Euler exploiter returns $5.4m, ParaSpace hack averted, Updates from MakerDAO, Alpha Homora proposes new solution to end stand-off with Iron Bank,...
Issue #33 of The State of DeFi Lending newsletter
Welcome to issue #33 of The State of DeFi Lending, a newsletter covering the highlights of lending markets in DeFi.
In this issue we cover:
Euler exploiter returns $5.4m and becomes the subject of a phishing attack by the Ronin hacker
BlockSec prevents $5m hack on nascent NFT lending platform ParaSpace
Updates from MakerDAO: Less USDC, more USD Treasuries
Alpha Homora issues 5th Open Letter to Iron Bank and the community to resolve the stand-off
Read below for more…
News
The individual responsible for stealing $197 million from Euler Finance returned $5.4 million (3,000 ether) to the DeFi lending protocol.


The exact reason for this remains unclear, but on-chain analyst ZachXBT speculates it could be due to a deal reached with Euler: The lender had previously offered a 10% bounty for the return of the remaining 90% of stolen funds within 24 hours, as well as a $1 million reward for information leading to the arrest of the attacker.
The identity of the exploiter remains unknown; however, they had previously sent 100 ether to a wallet linked to North Korea's Lazarus Group.
In a recent twist of events, the Ronin hacker is attempting to carry out a phishing attack on the Euler hacker.


BlockSec recently saved NFT lending project Paraspace from losing 2,900 ether (worth $5 million) due to a major vulnerability.

BlockSec acted as a white hat, detected the hack in real time, intervened before the attacker could strike and took control of the assets. BlockSec monitored the failed transaction and redeployed the contract with upgrades in order to rescue the assets.
Paraspace has paused its lending protocol and confirmed that all deposited NFT assets are safe. ParaSpace published a post-mortem confirming that the attack vector has been patched.

Maker Governance approved an extension from $500 million to $1.25 billion for its US Treasury investments.


In response to recent bank failures emphasizing the risks associated with centralized stablecoins, MakerDAO, the issuer of DAI stablecoin, is set to implement emergency governance measures to minimize its exposure to USDC. A "circuit breaker" feature will be introduced, enabling the protocol to reduce the debt ceiling to zero when necessary. The governance proposal backing these changes was published and approved following the USDC-depeg.
However, an ongoing vote suggests the community is still behind USDC as the primary reserve asset.


The stand-off between Alpha Homora and Iron Bank still has not been resolved. IB offered to individually unfreeze markets but AH declined arguing this would be unfair towards users.
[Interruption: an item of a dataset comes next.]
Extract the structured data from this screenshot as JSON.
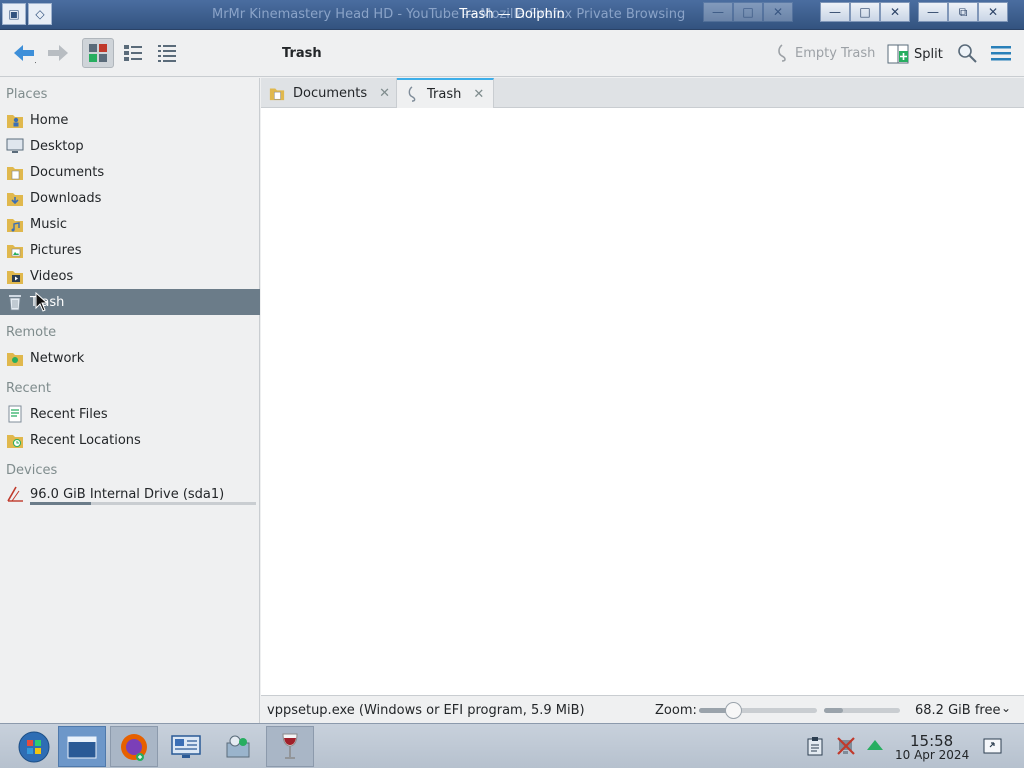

On 21 March, AH has published the 5th Open Letter proposing to commit to paying IB ~1.89M USDT and ~1.92M DAI within 1.5 years, allowing ETH and USDC depositors on Alpha Homora v2 to withdraw excess amounts proportionately (~30% for ETH and ~57% for USDC).
As AH repays the debt, 63M locked ALPHA tokens will be returned from IB to Alpha treasury and distributed to affected users over time. Additionally, 20% of protocol fees from all upcoming Alpha products will be distributed to depositors over 1.5 years. Exact numbers are subject to agreement before execution if the proposal passes and IB accepts.
Alpha Homora is also shedding more light onto their roadmap in this latest open letter: Alpha is set to launch new products in Q2 building on their profit-sharing primitive and expanding beyond yield farming. The new offering will feature 0% borrow interest rates for various leverage strategies, including yield farming protocols, liquidity providing, staking, and trading.
Lenders will be paid by borrowers’ profit cut only when they make profits.